Keep your silly old gay-mariage disputes to yourselves, says the Supreme Court:

The U.S. Supreme Court announced Tuesday that it would not hear a challenge to the District's 10-month-old same-sex marriage law, marking a likely end to legal disputes over gay marriages in the city. But opponents of the law say they will press Congress to intervene, potentially requiring the city to hold a voter referendum.

The high court declined without comment to hear the case, six months after the the D.C. Court of Appeals had narrowly upheld the law.

Opponents and supporters of the law agreed Tuesday that the decision means the debate shifts away from the courts.

This is the kind of big-stakes social issue that always sends proponents or opponents into howling rages depending on how the court rules. But couldn't this be an occasion for celebration no matter which side we're on? The Constitution says nothing about gay marriage, so why should the courts be involved (except when the inevitable case involving full-faith-and-credit recognition comes along)? "Opponents and supporters of the law agreed Tuesday that the decision means the debate shifts away from the courts." Horrors, will that mean, a legislative solution? How will this country survive if we start confining law-making to legislatures?

Comments

Doug
Wed, 01/19/2011 - 10:56am

Couple of thoughts: The Constitution says nothing about heterosexual marriage either.
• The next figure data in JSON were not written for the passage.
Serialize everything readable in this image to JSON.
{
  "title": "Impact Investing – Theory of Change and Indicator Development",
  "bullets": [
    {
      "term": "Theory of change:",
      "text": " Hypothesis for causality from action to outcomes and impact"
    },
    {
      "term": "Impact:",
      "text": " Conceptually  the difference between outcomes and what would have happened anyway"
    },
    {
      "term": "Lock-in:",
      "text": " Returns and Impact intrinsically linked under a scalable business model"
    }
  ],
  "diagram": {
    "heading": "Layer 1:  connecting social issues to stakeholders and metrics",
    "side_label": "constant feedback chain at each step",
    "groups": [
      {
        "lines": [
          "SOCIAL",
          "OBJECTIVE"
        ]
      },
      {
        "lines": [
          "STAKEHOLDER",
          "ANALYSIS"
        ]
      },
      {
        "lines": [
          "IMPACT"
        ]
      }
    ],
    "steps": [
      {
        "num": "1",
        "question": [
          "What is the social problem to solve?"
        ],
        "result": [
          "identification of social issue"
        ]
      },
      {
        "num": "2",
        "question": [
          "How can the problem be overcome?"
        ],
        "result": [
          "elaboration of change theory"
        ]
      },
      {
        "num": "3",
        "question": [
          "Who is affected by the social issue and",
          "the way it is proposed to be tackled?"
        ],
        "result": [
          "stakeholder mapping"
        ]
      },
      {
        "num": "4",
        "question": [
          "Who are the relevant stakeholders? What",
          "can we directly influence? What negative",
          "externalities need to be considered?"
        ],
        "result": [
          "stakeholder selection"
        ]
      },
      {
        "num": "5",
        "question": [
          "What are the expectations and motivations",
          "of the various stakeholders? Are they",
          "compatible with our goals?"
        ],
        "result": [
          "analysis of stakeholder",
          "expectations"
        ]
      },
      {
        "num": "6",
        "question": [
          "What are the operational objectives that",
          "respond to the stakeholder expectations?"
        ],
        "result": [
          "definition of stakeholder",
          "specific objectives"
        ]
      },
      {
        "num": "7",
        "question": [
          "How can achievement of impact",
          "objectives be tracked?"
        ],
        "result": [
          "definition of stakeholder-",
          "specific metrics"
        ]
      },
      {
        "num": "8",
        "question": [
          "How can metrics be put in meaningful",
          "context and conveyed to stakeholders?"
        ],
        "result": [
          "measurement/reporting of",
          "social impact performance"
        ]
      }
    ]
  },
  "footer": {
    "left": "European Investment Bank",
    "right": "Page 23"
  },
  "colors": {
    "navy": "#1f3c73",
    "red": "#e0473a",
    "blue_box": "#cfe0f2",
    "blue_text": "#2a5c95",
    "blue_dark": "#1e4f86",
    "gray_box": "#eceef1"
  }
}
I don't know, but I would expect that the court would strike down a law prohibiting marriage entirely and I would expect even more that the Court would strike down a law prohibiting marriage between individuals who are not at least 5' 10" tall (or some other arbitrary distinction.)

Michaelk42
Thu, 01/20/2011 - 6:23pm

Anyone can come up with any religion they want, and decide what that religion recognizes as a valid marriage. That's their business.
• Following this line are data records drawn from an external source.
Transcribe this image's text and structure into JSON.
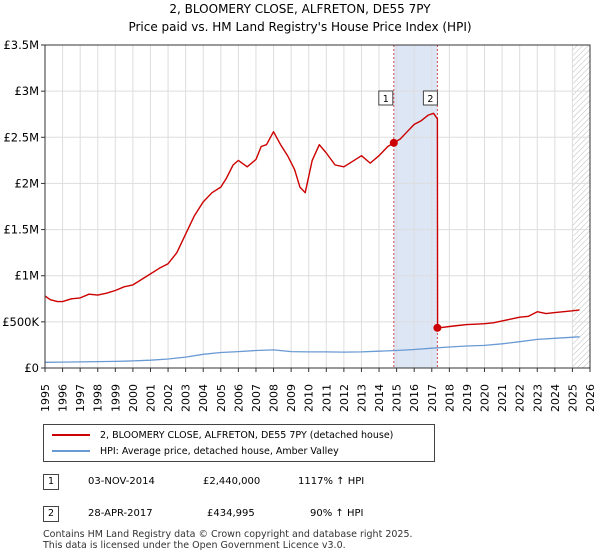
{
  "chart_data": {
    "type": "line",
    "title": "2, BLOOMERY CLOSE, ALFRETON, DE55 7PY",
    "subtitle": "Price paid vs. HM Land Registry's House Price Index (HPI)",
    "xlim": [
      1995,
      2026
    ],
    "ylim": [
      0,
      3500000
    ],
    "y_ticks": [
      0,
      500000,
      1000000,
      1500000,
      2000000,
      2500000,
      3000000,
      3500000
    ],
    "y_tick_labels": [
      "£0",
      "£500K",
      "£1M",
      "£1.5M",
      "£2M",
      "£2.5M",
      "£3M",
      "£3.5M"
    ],
    "x_ticks": [
      1995,
      1996,
      1997,
      1998,
      1999,
      2000,
      2001,
      2002,
      2003,
      2004,
      2005,
      2006,
      2007,
      2008,
      2009,
      2010,
      2011,
      2012,
      2013,
      2014,
      2015,
      2016,
      2017,
      2018,
      2019,
      2020,
      2021,
      2022,
      2023,
      2024,
      2025,
      2026
    ],
    "grid": true,
    "series": [
      {
        "name": "2, BLOOMERY CLOSE, ALFRETON, DE55 7PY (detached house)",
        "color": "#cc0000",
        "x": [
          1995.0,
          1995.3,
          1995.7,
          1996.0,
          1996.5,
          1997.0,
          1997.5,
          1998.0,
          1998.5,
          1999.0,
          1999.5,
          2000.0,
          2000.5,
          2001.0,
          2001.5,
          2002.0,
          2002.5,
          2003.0,
          2003.5,
          2004.0,
          2004.5,
          2005.0,
          2005.3,
          2005.7,
          2006.0,
          2006.5,
          2007.0,
          2007.3,
          2007.6,
          2008.0,
          2008.4,
          2008.8,
          2009.2,
          2009.5,
          2009.8,
          2010.2,
          2010.6,
          2011.0,
          2011.5,
          2012.0,
          2012.5,
          2013.0,
          2013.5,
          2014.0,
          2014.5,
          2014.84,
          2015.2,
          2015.6,
          2016.0,
          2016.4,
          2016.8,
          2017.1,
          2017.32,
          2017.33,
          2017.6,
          2018.0,
          2018.5,
          2019.0,
          2019.5,
          2020.0,
          2020.5,
          2021.0,
          2021.5,
          2022.0,
          2022.5,
          2023.0,
          2023.5,
          2024.0,
          2024.5,
          2025.0,
          2025.4
        ],
        "y": [
          780000,
          740000,
          720000,
          720000,
          750000,
          760000,
          800000,
          790000,
          810000,
          840000,
          880000,
          900000,
          960000,
          1020000,
          1080000,
          1130000,
          1250000,
          1450000,
          1650000,
          1800000,
          1900000,
          1960000,
          2050000,
          2200000,
          2250000,
          2180000,
          2260000,
          2400000,
          2420000,
          2560000,
          2420000,
          2300000,
          2150000,
          1960000,
          1900000,
          2250000,
          2420000,
          2330000,
          2200000,
          2180000,
          2240000,
          2300000,
          2220000,
          2300000,
          2400000,
          2440000,
          2480000,
          2560000,
          2640000,
          2680000,
          2740000,
          2760000,
          2700000,
          434995,
          440000,
          450000,
          460000,
          470000,
          475000,
          480000,
          490000,
          510000,
          530000,
          550000,
          560000,
          610000,
          590000,
          600000,
          610000,
          620000,
          630000
        ]
      },
      {
        "name": "HPI: Average price, detached house, Amber Valley",
        "color": "#6a9ad4",
        "x": [
          1995.0,
          1996,
          1997,
          1998,
          1999,
          2000,
          2001,
          2002,
          2003,
          2004,
          2005,
          2006,
          2007,
          2008,
          2009,
          2010,
          2011,
          2012,
          2013,
          2014,
          2015,
          2016,
          2017,
          2018,
          2019,
          2020,
          2021,
          2022,
          2023,
          2024,
          2025.4
        ],
        "y": [
          62000,
          64000,
          66000,
          69000,
          72000,
          77000,
          85000,
          98000,
          118000,
          148000,
          168000,
          178000,
          190000,
          196000,
          178000,
          175000,
          174000,
          172000,
          174000,
          182000,
          190000,
          200000,
          215000,
          228000,
          238000,
          245000,
          262000,
          285000,
          310000,
          322000,
          338000
        ]
      }
    ],
    "sales": [
      {
        "id": "1",
        "x": 2014.84,
        "y": 2440000
      },
      {
        "id": "2",
        "x": 2017.32,
        "y": 434995
      }
    ],
    "hatch_start": 2025.0
  },
  "legend": {
    "property": "2, BLOOMERY CLOSE, ALFRETON, DE55 7PY (detached house)",
    "hpi": "HPI: Average price, detached house, Amber Valley"
  },
  "transactions": [
    {
      "id": "1",
      "date": "03-NOV-2014",
      "price": "£2,440,000",
      "hpi": "1117% ↑ HPI"
    },
    {
      "id": "2",
      "date": "28-APR-2017",
      "price": "£434,995",
      "hpi": "90% ↑ HPI"
    }
  ],
  "footer": {
    "line1": "Contains HM Land Registry data © Crown copyright and database right 2025.",
    "line2": "This data is licensed under the Open Government Licence v3.0."
  },
  "colors": {
    "property": "#cc0000",
    "hpi": "#6a9ad4",
    "sale_band": "#dde6f5"
  }
}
But when the government gives different recognition for married citizens than it does for single citizens, it comes down to equal protection under the law. The government has no business, at all, deciding which adult citizens can marry/enter into civil unions with each other, regardless of race/sex/gender/sexual orientation.

And no group of people, regardless of which religion they follow, has any right to use the government to enforce their particular idea of a valid marriage on everyone else.